The grips of the pistol were constructed of Bakelite. Age often results in the cracking and crumbling of the grips on surviving examples. All original grips featured "SUS" lettering standing for "Sauer und Sohn" which could be found on the same side of the pistol as the magazine release. It is unusual for a present-day example to have original, undamaged grips.
The Sauer 38H was produced mainly in .32 ACP caliber, however some rare examples were also made in .380 ACP and .22 Long Rifle calibers. The model 38H was used by German armed forces such as the Luftwaffe, as well as police forces in numbers nearly equal to the Walther PPK. The Sauer 38H was produced for military, police, and the commercial market.
Sauer developed the 38H from their earlier semi-automatic pistols. It was necessary to compete with companies such as Mauser on the commercial market. However, with the outbreak of the war, most pistols went to various German police agencies, often equipped with a black leather holster. These guns were stamped by those agencies and some can still be found with the holster and additional magazine with which they were distributed. Sauer 38H pistols presented to Nazi officials usually featured custom engraving, ivory grips, and often gold inlay as well. For example, in September 2004 the Rock Island Auction Company sold a Sauer 38H, serial number 363573, that belonged to S.S. Colonel-General Joseph "Sepp" Dietrich for $43,125.00.
The Sauer 38H was produced in three basic models.
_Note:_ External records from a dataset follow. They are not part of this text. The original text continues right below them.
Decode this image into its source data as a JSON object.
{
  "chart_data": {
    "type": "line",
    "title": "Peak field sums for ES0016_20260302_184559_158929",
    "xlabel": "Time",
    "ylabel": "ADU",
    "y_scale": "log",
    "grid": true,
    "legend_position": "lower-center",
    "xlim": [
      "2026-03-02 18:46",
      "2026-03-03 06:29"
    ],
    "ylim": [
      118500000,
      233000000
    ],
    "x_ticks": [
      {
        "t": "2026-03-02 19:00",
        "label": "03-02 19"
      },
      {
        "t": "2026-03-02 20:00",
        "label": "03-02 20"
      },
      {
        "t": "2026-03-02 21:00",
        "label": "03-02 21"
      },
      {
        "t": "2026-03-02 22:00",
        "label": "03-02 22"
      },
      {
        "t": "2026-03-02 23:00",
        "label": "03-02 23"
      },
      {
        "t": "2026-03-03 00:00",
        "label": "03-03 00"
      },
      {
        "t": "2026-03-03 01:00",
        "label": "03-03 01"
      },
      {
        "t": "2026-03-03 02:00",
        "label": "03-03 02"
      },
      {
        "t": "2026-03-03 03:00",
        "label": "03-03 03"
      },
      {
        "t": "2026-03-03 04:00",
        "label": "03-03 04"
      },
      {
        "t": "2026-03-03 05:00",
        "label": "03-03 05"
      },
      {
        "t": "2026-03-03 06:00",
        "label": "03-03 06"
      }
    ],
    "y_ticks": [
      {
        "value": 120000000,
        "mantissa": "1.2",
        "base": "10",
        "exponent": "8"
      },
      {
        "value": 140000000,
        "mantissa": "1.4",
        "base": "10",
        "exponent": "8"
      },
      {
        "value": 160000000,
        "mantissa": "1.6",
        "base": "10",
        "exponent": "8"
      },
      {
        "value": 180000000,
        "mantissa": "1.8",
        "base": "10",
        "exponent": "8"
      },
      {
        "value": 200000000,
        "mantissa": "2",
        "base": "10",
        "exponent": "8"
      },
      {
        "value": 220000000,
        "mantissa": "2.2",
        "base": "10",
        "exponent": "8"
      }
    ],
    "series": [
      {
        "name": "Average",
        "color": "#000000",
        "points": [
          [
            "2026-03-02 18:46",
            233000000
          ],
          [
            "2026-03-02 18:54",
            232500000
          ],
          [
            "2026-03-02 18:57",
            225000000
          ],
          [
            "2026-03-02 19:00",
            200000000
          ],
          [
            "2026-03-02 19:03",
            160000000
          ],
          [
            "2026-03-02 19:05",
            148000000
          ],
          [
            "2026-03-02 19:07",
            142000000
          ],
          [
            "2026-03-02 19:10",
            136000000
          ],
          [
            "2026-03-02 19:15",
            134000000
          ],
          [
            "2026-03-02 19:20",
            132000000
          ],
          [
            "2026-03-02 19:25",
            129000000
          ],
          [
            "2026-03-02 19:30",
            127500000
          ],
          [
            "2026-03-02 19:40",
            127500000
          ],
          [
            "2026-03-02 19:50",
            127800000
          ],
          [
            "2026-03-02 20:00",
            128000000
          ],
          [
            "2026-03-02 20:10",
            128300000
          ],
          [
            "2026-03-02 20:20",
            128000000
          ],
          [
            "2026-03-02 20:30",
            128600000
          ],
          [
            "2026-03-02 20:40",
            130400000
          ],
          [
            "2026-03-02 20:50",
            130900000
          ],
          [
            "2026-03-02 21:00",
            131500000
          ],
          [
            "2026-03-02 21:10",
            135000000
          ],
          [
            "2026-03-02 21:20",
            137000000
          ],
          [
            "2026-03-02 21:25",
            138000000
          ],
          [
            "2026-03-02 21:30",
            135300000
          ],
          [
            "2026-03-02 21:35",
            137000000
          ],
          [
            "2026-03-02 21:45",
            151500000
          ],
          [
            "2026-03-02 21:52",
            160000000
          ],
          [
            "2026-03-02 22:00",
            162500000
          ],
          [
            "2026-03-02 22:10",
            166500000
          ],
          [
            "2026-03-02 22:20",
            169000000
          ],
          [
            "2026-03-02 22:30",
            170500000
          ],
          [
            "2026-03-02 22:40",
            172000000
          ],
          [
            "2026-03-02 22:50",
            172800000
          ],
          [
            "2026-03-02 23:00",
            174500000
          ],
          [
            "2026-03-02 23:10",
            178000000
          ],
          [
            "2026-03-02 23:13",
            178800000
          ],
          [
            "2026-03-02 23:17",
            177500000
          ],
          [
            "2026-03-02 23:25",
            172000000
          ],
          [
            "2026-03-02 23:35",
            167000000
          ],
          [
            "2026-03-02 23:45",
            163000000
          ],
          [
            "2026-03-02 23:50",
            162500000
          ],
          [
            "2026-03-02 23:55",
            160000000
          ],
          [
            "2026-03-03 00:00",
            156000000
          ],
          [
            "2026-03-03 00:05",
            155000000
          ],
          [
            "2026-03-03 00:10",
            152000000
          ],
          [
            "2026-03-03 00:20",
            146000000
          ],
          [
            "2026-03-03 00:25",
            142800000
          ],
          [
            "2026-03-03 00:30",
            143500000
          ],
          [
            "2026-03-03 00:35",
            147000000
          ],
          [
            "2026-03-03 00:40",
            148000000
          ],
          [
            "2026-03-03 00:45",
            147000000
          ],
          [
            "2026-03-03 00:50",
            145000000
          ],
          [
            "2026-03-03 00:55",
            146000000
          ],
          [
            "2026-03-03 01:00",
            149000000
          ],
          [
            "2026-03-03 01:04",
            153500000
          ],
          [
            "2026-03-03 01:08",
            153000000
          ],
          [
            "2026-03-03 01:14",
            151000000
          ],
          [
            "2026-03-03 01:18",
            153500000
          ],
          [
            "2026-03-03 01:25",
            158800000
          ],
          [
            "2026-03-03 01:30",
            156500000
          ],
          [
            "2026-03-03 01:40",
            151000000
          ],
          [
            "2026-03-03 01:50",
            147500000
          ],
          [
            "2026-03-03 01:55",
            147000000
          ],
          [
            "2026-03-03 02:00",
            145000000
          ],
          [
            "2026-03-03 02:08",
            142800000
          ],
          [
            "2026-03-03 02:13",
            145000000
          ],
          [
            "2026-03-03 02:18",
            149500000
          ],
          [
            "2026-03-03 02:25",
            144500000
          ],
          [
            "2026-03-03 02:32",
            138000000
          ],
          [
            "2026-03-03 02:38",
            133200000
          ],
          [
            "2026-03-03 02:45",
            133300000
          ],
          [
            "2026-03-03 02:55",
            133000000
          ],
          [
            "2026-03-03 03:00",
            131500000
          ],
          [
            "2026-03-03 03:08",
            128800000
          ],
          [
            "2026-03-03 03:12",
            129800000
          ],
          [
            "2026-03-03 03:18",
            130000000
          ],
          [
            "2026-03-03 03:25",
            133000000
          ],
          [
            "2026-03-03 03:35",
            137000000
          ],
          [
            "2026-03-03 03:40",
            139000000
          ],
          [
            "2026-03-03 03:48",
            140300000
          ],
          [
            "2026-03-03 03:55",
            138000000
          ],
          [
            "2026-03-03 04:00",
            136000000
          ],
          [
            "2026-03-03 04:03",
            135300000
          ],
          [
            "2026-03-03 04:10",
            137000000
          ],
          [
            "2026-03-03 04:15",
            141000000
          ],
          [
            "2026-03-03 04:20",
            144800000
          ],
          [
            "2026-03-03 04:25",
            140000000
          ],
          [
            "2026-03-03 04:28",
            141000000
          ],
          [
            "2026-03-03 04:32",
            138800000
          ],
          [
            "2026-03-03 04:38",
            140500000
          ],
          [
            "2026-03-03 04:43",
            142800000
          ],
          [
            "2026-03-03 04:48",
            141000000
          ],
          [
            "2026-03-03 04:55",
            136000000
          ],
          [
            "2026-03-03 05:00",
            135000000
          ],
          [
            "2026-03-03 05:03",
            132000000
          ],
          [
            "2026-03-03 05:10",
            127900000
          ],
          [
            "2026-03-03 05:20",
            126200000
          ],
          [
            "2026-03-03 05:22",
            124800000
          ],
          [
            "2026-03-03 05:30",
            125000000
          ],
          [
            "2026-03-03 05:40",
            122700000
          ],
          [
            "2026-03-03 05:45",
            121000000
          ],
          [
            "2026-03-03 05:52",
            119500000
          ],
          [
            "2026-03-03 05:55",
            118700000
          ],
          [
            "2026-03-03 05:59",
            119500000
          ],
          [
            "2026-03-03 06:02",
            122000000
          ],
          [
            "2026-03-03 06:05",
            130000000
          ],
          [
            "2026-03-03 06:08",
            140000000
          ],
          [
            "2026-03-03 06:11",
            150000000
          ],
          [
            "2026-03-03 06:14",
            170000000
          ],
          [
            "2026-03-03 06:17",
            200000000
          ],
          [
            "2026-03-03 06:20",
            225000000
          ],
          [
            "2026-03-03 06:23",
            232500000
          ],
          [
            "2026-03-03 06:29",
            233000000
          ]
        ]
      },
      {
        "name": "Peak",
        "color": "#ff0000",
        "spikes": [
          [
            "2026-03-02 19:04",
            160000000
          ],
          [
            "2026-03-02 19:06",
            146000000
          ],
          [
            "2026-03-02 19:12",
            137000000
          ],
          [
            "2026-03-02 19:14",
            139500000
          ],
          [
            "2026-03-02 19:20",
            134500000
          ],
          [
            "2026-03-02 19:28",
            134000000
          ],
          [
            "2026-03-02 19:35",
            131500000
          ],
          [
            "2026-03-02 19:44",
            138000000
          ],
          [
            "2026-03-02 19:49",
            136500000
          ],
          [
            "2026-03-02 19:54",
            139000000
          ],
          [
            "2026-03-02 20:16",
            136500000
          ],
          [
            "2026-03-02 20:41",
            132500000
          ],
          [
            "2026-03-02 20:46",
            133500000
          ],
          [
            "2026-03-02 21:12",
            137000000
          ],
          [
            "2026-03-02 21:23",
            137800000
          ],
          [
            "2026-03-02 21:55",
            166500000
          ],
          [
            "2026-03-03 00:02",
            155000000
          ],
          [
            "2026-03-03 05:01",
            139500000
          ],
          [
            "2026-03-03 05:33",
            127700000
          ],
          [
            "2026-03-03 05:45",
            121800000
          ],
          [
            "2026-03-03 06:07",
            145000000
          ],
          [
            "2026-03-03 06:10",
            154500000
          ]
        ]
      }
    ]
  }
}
Generally, the slide of the first model says "JP Sauer und Sohn" on the left. The second version says only "CAL 7.65", and the third version omits the safety and the cocking/decocking lever. Towards the end of the war, weapons produced throughout Nazi empire were simplified for quicker, cheaper production. For the 38H, this meant simpler markings, rough finish, and the elimination of features like the slide-mounted safety. So-called "late-war" models were still fully functional though. Final examples, produced up until April 1945 when the factory was overrun by the Allies, feature mismatched serial numbers and poor fit and finish.
The spirit of the Sauer 38H lives on in the SigSauer P232 and its predecessor the P230, which also feature a fixed barrel, decocking lever, and similar internal design. As a testament to their fine design, many Sauer 38Hs are regularly used by owners to this day albeit usually with replacement grips.